De rechtbank heeft in haar uitspraak vastgesteld dat er geen sprake was van een besluit in de zin van de Algemene wet bestuursrecht (Awb), omdat de mededeling van de screeningsmedewerker niet schriftelijk was en geen rechtsgevolg had. Eiseres had geen aanvraag ingediend, en de mededeling was slechts een mondelinge uitleg over de voorwaarden voor een urgentieverklaring. De rechtbank oordeelde dat de gemeente het bezwaar van eiseres terecht niet-ontvankelijk had verklaard en dat het beroep ongegrond was. Eiseres werd wel aangemoedigd om alsnog een aanvraag voor een urgentieverklaring in te dienen.
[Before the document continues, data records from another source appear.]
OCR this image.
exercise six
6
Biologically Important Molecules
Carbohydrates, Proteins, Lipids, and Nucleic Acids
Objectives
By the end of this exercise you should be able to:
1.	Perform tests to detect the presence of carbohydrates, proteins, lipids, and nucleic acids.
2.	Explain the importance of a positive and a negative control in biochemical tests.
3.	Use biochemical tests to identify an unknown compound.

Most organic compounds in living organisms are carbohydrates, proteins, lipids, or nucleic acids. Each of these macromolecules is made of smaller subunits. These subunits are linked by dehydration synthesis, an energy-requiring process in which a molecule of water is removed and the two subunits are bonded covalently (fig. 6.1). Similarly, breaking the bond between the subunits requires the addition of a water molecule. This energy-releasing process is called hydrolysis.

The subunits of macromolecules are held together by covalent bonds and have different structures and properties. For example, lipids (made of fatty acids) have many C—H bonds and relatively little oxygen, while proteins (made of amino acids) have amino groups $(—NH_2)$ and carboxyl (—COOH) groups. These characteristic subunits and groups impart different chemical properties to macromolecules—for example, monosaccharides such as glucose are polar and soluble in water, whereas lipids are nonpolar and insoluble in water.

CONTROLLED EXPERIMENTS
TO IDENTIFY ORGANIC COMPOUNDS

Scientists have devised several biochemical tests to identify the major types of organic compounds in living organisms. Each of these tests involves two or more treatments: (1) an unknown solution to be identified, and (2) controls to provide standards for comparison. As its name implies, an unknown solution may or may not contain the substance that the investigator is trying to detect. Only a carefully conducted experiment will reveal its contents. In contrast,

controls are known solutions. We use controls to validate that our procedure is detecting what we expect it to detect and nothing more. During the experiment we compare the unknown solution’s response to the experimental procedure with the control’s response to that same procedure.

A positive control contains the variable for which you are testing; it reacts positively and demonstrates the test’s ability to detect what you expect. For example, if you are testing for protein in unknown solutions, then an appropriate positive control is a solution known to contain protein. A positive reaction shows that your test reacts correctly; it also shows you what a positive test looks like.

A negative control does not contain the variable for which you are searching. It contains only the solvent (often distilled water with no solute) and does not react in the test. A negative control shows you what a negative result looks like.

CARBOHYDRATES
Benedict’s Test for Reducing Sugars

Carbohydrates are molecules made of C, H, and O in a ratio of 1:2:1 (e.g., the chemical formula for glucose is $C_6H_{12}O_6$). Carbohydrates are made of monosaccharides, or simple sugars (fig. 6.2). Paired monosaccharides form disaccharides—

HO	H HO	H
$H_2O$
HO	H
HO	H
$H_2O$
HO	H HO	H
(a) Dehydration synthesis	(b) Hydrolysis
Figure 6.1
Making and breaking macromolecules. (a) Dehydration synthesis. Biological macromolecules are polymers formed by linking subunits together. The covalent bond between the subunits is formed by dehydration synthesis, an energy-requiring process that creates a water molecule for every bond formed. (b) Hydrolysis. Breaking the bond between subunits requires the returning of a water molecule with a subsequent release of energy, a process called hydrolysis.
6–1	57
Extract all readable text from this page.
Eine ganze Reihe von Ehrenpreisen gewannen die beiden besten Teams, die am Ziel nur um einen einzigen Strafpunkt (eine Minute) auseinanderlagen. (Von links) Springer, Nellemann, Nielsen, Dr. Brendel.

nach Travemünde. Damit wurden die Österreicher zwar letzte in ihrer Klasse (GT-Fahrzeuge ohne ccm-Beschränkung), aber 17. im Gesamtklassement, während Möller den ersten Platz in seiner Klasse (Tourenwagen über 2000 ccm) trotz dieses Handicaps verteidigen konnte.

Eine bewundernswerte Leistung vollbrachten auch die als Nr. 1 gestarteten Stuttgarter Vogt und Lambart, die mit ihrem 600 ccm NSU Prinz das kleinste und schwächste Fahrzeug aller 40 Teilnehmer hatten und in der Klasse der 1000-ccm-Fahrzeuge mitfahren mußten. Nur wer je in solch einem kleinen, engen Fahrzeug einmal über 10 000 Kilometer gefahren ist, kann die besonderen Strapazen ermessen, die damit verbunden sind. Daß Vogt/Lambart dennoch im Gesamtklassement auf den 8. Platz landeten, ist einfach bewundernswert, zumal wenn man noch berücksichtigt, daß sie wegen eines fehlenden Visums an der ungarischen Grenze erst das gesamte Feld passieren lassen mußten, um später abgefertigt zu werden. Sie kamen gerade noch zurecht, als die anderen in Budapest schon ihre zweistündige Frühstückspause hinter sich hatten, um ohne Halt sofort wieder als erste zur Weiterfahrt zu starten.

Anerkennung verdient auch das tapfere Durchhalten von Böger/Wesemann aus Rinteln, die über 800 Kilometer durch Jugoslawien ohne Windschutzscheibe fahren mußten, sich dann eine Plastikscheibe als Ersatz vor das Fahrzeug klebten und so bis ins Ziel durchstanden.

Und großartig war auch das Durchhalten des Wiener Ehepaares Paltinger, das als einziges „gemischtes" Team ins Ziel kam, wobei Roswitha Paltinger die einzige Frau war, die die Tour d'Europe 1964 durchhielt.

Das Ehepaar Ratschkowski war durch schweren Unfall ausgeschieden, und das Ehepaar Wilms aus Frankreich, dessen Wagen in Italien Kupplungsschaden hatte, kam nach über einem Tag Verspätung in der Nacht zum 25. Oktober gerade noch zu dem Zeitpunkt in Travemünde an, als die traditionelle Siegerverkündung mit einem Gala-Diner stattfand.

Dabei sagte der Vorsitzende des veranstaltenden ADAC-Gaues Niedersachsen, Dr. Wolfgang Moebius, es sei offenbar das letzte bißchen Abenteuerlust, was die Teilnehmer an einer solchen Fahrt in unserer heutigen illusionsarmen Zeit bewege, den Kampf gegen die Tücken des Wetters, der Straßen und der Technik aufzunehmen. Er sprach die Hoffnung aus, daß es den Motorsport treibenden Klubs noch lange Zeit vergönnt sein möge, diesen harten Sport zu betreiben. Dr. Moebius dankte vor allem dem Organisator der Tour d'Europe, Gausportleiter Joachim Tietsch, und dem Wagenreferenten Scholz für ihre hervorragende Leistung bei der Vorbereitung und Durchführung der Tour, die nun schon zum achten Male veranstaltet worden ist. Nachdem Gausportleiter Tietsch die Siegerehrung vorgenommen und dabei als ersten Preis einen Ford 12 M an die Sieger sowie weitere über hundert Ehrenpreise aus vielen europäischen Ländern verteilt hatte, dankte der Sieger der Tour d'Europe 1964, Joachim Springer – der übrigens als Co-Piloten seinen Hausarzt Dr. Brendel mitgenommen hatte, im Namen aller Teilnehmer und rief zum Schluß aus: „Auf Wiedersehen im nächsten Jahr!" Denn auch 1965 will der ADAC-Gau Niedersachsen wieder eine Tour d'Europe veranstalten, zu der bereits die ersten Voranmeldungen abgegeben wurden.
De rechtbank plaatste ook een kritische kanttekening bij de werkwijze van de gemeente, waarbij zij benadrukte dat voorlichtingsgesprekken niet als een drempel mogen fungeren voor burgers die een aanvraag willen indienen. De rechtbank concludeerde dat het belangrijk is dat burgers altijd de mogelijkheid hebben om een aanvraag in te dienen, ongeacht de uitkomst van een voorlichtingsgesprek.